Discrete time model of a two-station one-buffer serial system with inventory level-dependent operation

- We present a discrete-time discrete-state Markov model of a two-station one-buffer transfer line.
- A restart policy based on the buffer level is adopted on the first machine/station of the line.
- The “restart level” can be arbitrary set in the range [2,N −2], where N is the buffer size.
- The “restart level” affects the blocking probability and the available production time'.
- This restart policy is important in practice in case of outage costs (e.g., waste production).

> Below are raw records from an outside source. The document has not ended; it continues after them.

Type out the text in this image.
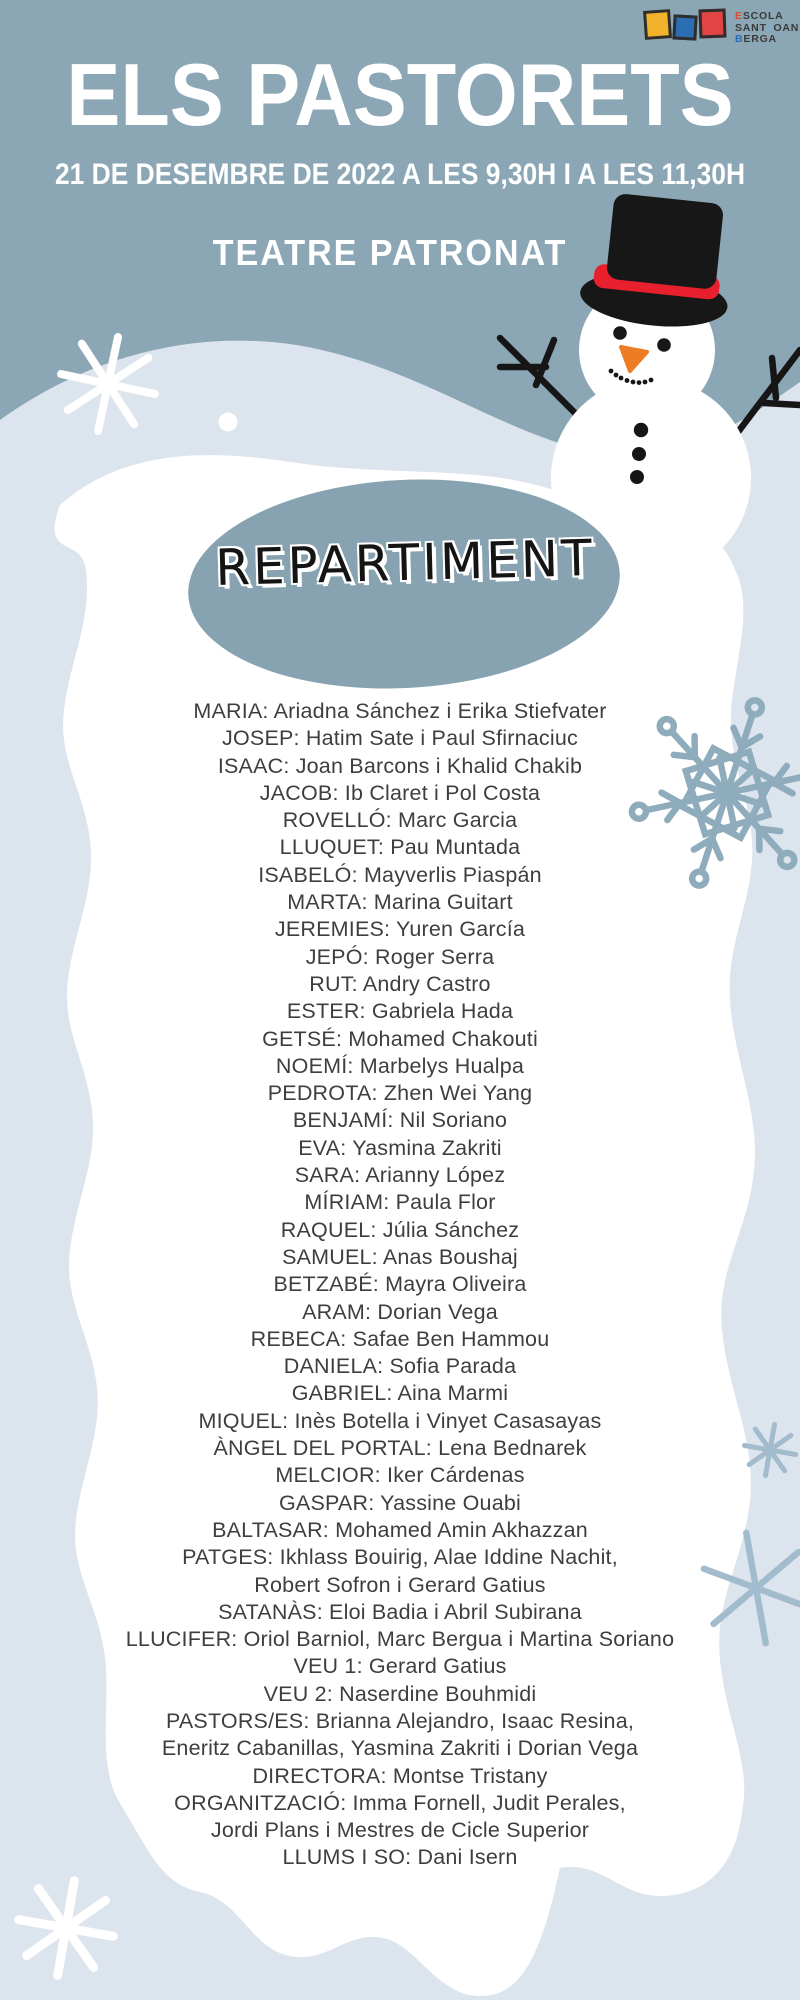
ESCOLA
SANTJOAN
BERGA
ELS PASTORETS
21 DE DESEMBRE DE 2022 A LES 9,30H I A LES 11,30H
TEATRE PATRONAT
REPARTIMENT
MARIA: Ariadna Sánchez i Erika Stiefvater
JOSEP: Hatim Sate i Paul Sfirnaciuc
ISAAC: Joan Barcons i Khalid Chakib
JACOB: Ib Claret i Pol Costa
ROVELLÓ: Marc Garcia
LLUQUET: Pau Muntada
ISABELÓ: Mayverlis Piaspán
MARTA: Marina Guitart
JEREMIES: Yuren García
JEPÓ: Roger Serra
RUT: Andry Castro
ESTER: Gabriela Hada
GETSÉ: Mohamed Chakouti
NOEMÍ: Marbelys Hualpa
PEDROTA: Zhen Wei Yang
BENJAMÍ: Nil Soriano
EVA: Yasmina Zakriti
SARA: Arianny López
MÍRIAM: Paula Flor
RAQUEL: Júlia Sánchez
SAMUEL: Anas Boushaj
BETZABÉ: Mayra Oliveira
ARAM: Dorian Vega
REBECA: Safae Ben Hammou
DANIELA: Sofia Parada
GABRIEL: Aina Marmi
MIQUEL: Inès Botella i Vinyet Casasayas
ÀNGEL DEL PORTAL: Lena Bednarek
MELCIOR: Iker Cárdenas
GASPAR: Yassine Ouabi
BALTASAR: Mohamed Amin Akhazzan
PATGES: Ikhlass Bouirig, Alae Iddine Nachit,
Robert Sofron i Gerard Gatius
SATANÀS: Eloi Badia i Abril Subirana
LLUCIFER: Oriol Barniol, Marc Bergua i Martina Soriano
VEU 1: Gerard Gatius
VEU 2: Naserdine Bouhmidi
PASTORS/ES: Brianna Alejandro, Isaac Resina,
Eneritz Cabanillas, Yasmina Zakriti i Dorian Vega
DIRECTORA: Montse Tristany
ORGANITZACIÓ: Imma Fornell, Judit Perales,
Jordi Plans i Mestres de Cicle Superior
LLUMS I SO: Dani Isern
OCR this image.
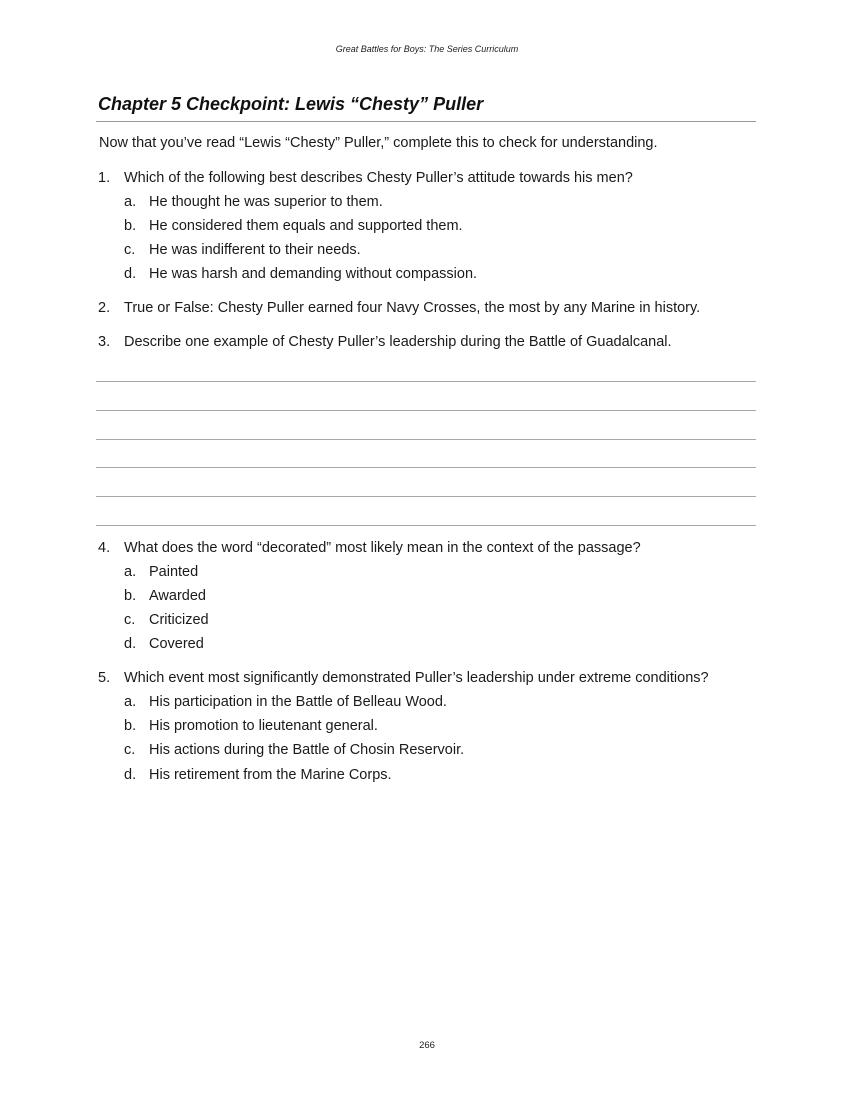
Great Battles for Boys: The Series Curriculum
Chapter 5 Checkpoint: Lewis “Chesty” Puller
Now that you’ve read “Lewis “Chesty” Puller,” complete this to check for understanding.
1. Which of the following best describes Chesty Puller’s attitude towards his men?
a. He thought he was superior to them.
b. He considered them equals and supported them.
c. He was indifferent to their needs.
d. He was harsh and demanding without compassion.
2. True or False: Chesty Puller earned four Navy Crosses, the most by any Marine in history.
3. Describe one example of Chesty Puller’s leadership during the Battle of Guadalcanal.
4. What does the word “decorated” most likely mean in the context of the passage?
a. Painted
b. Awarded
c. Criticized
d. Covered
5. Which event most significantly demonstrated Puller’s leadership under extreme conditions?
a. His participation in the Battle of Belleau Wood.
b. His promotion to lieutenant general.
c. His actions during the Battle of Chosin Reservoir.
d. His retirement from the Marine Corps.
266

The paper deals with the discrete-time discrete-state modeling of two-station one-buffer serial systems in which the condition of the first station (operative/idle) is controlled according to the inventory level of the intermediate buffer. Briefly, the first station is forced to remain idle each time the buffer fills up until it empties to a predefined inventory level (referred to as restarting-inventory level). Previous works have proved that this control policy, called restart policy, is effective when outage costs (e.g., waste production) are generated each time the first station restarts production after an interruption.While the works currently available in the literature assume that the buffer has to become completely empty before allowing the first station to resume production, the proposed paper develops a new analytical Markov model in which the restarting-inventory level can be greater than zero and arbitrarily set in the range 2,N-2, where N is the buffer size. The proposed model is solved in closed form by means of a partitioning procedure and a solution technique described in detail. Then, the most important performance measures are obtained as a function of the restarting-inventory level, the buffer size and the reliability parameters of both stations.Finally, some numerical results are discussed in order to validate the model and draw some concluding remarks about the values of the restarting-inventory level which maximize the effective efficiency of the system.